KRX CEO Jung Eun-bo says the foreign sell-off in Korean stocks stems from portfolio rebalancing, not fading conviction. The Kospi dropped over 13% in six sessions, triggering a circuit breaker — but he believes the unwind is nearly done.

01

Why did foreign investors suddenly dump Korean stocks?

The Kospi rose 76% in all of 2025, then surged another 108.85% to a record high by June 2 — nearly doubling or tripling Korea's weight in global institutional portfolios.
This means → fund managers aren't turning bearish on Korea. The rally pushed Korean holdings past risk-control limits, forcing mechanical sell-downs to bring weights back to target.
In plain terms = if one stock swells from 5% to 15% of your portfolio, compliance rules make you trim the excess — regardless of your view on the stock.
02

How large is the sell-off and what damage has it done?

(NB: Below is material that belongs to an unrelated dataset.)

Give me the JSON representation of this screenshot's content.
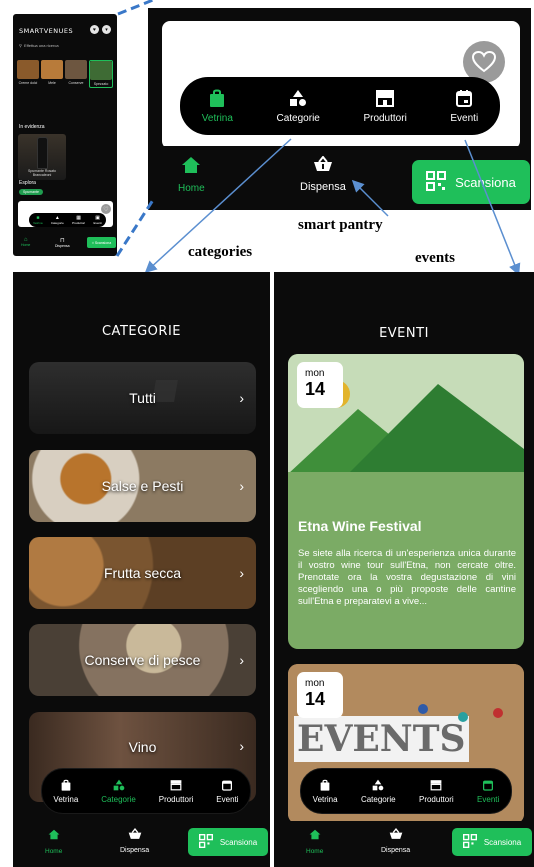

Goldman Sachs estimates net foreign outflows from the Kospi reached roughly $62 billion through end-May. On one June morning alone, offshore investors net-sold about ₩1.24 trillion (~$801 million).
The Kospi fell more than 13% over six sessions from its June 2 peak; on Monday it dropped over 8% intraday, triggering a circuit breaker — an automatic trading halt designed to cool panic selling.
The won slid in tandem, hitting 1,561.5 per dollar on June 5 — a 17-year low. This reflects the won's vulnerability as a non-reserve currency: when capital flows out, the exchange-rate cushion is thinner.
03

Why are semiconductors the amplifier?

Samsung Electronics and SK Hynix together account for roughly 45% of the Kospi's weighting — nearly half the index rides on two chip companies.
The semiconductor industry is inherently cyclical, swinging between boom and bust on supply-demand mismatches. Layered on top of that concentration, one cycle turn can drag the entire index down.
Jung attributed the volatility to a triple overlap: Middle East geopolitical conflict + Korea's high economic dependence on external demand + the semiconductor cycle itself.
04

Is the rebalancing really almost over?

Jung said meetings with major foreign institutional investors delivered a consistent message: "This is a rebalancing operation, not a loss of conviction in Korea." He believes the unwind is nearing its end.
Goldman Sachs raised its 12-month Kospi target from 9,000 to 12,000. Jung cited this as evidence that "Korea's significant upside potential is gaining international recognition."
The unresolved question: whether the rebalancing is truly winding down or more selling lies ahead — this remains the key test for whether the Kospi can stabilize.
05

How are regulators responding?

Jung said the KRX will review whether trigger thresholds for sidecars (temporary single-stock halts) and circuit breakers need adjustment, given the current environment of elevated global volatility.
On the currency front, authorities are already "actively conducting smoothing operations" and expect the forex market to normalize gradually as rebalancing pressure fades.
This means → regulators are neither intervening directly to prop up share prices nor standing aside — the focus is on calibrating market mechanisms, not mounting a rescue.

Content is for reference only, not financial advice.